I spent yesterday at the Minneapolis / St. Paul MinneBar BarCamp, my first BarCamp attendance. I thought it was terrific. I’ll write more about that later. What struck me yesterday is trying to explain what I do succinctly when asked. So I will expound upon that here and then perhaps with help come up with my ‘elevator pitch’ explanation that allows me to portray my work both at TexoDev as well as Gomoll Research + Design.

I’m thinking something like “I make stuff easier.”

At Gomoll Research + Design, I focus on the user experience design element. We are a small company with amazingly talented people (and I don’t throw those words around loosely.) Someone like me focuses on Field Studies, watching people interact with something, software, hardware, people, stores, and derive important information from these observations. Working collaboratively I then work on paper prototypes and conceptual models to come up with design options.

Now with Gomoll it’s more like “We design elegant product experiences.”

I then include visual/graphic designers who take these ideas and implement them in presenting fantastic mock-ups that we can then test.

At TexoDev, we partner with Gomoll and, to use the cable companies phrase, work on “the last mile” i.e. the development. We do a lot at TexoDev beyond our work with Gomoll, on helping companies get a web presence using tools like WordPress and Drupal.

Now with TexoDev it’s “We build cool stuff.”

At a personal level, both Dave Reid and I are increasingly getting involved in our respective communities, Dave in Milwaukee, me in Minneapolis. We blog, twitter, and attend various events such as UPA, MNteractive, PDMA, web414, BarCamps, and many more. Dave is active in the Milwaukee community on urbanism topics; I talk a lot about social media and how the local aspects are interesting.

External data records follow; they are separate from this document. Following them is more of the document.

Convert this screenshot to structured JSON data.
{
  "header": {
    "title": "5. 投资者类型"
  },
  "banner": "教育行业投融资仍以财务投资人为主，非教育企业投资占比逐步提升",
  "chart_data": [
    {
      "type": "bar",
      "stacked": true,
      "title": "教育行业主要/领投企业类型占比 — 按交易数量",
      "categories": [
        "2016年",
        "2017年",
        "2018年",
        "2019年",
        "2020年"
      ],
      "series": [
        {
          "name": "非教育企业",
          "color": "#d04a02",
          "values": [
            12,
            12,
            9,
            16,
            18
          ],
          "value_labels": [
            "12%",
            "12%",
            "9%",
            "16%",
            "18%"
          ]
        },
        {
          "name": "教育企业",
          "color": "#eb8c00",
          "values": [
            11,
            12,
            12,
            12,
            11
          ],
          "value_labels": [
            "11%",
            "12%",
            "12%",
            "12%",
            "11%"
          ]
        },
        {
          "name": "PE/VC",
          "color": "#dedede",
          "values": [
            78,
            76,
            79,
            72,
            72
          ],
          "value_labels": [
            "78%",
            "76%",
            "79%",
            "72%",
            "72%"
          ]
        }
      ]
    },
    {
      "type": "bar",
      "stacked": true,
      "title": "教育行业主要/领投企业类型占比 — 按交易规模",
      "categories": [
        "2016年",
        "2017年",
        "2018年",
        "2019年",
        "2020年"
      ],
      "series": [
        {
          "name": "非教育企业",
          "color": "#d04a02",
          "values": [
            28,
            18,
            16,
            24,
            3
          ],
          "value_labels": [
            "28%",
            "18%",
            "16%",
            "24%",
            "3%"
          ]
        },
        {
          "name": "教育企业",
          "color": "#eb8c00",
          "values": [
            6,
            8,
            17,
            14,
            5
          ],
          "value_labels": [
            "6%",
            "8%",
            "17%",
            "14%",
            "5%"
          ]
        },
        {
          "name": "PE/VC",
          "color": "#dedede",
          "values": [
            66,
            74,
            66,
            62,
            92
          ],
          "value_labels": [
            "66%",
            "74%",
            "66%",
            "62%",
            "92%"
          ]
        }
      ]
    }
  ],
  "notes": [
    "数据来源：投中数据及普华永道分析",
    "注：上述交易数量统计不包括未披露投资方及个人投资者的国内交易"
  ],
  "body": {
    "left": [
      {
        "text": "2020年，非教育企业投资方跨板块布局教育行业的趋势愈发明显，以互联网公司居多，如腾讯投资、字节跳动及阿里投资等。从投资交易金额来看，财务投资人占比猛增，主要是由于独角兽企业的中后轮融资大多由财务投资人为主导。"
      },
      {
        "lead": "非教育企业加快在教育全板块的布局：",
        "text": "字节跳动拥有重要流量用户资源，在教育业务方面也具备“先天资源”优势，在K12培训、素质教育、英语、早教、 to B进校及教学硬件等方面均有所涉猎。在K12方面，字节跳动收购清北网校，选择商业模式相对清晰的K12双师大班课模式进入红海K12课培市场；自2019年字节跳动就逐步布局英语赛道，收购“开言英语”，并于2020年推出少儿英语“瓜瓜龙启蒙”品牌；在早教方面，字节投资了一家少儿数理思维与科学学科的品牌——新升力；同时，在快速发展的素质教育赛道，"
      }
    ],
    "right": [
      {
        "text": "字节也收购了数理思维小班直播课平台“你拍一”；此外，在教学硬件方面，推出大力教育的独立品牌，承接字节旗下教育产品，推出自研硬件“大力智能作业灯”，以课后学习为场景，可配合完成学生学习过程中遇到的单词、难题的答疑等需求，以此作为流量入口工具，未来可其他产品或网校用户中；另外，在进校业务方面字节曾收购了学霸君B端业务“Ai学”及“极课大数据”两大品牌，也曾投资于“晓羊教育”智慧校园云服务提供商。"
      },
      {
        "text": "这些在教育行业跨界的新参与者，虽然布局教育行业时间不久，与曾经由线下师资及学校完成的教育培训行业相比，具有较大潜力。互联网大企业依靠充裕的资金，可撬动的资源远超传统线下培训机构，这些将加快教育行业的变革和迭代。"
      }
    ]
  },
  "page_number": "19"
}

Not sure where that goes on the scale but I think it is going to be more important.

I think that last one should be something like “We engage talented people beyond our company walls”.

That gives me three short sentences to capture my focus in my work life. I work for Gomoll Research + Design where we design elegant product experiences, at TexoDev we build cool stuff, engaging talented people beyond our company walls. The last question, why, is easy “because the user experience IS the brand.” We help our clients create stronger connections with their customers.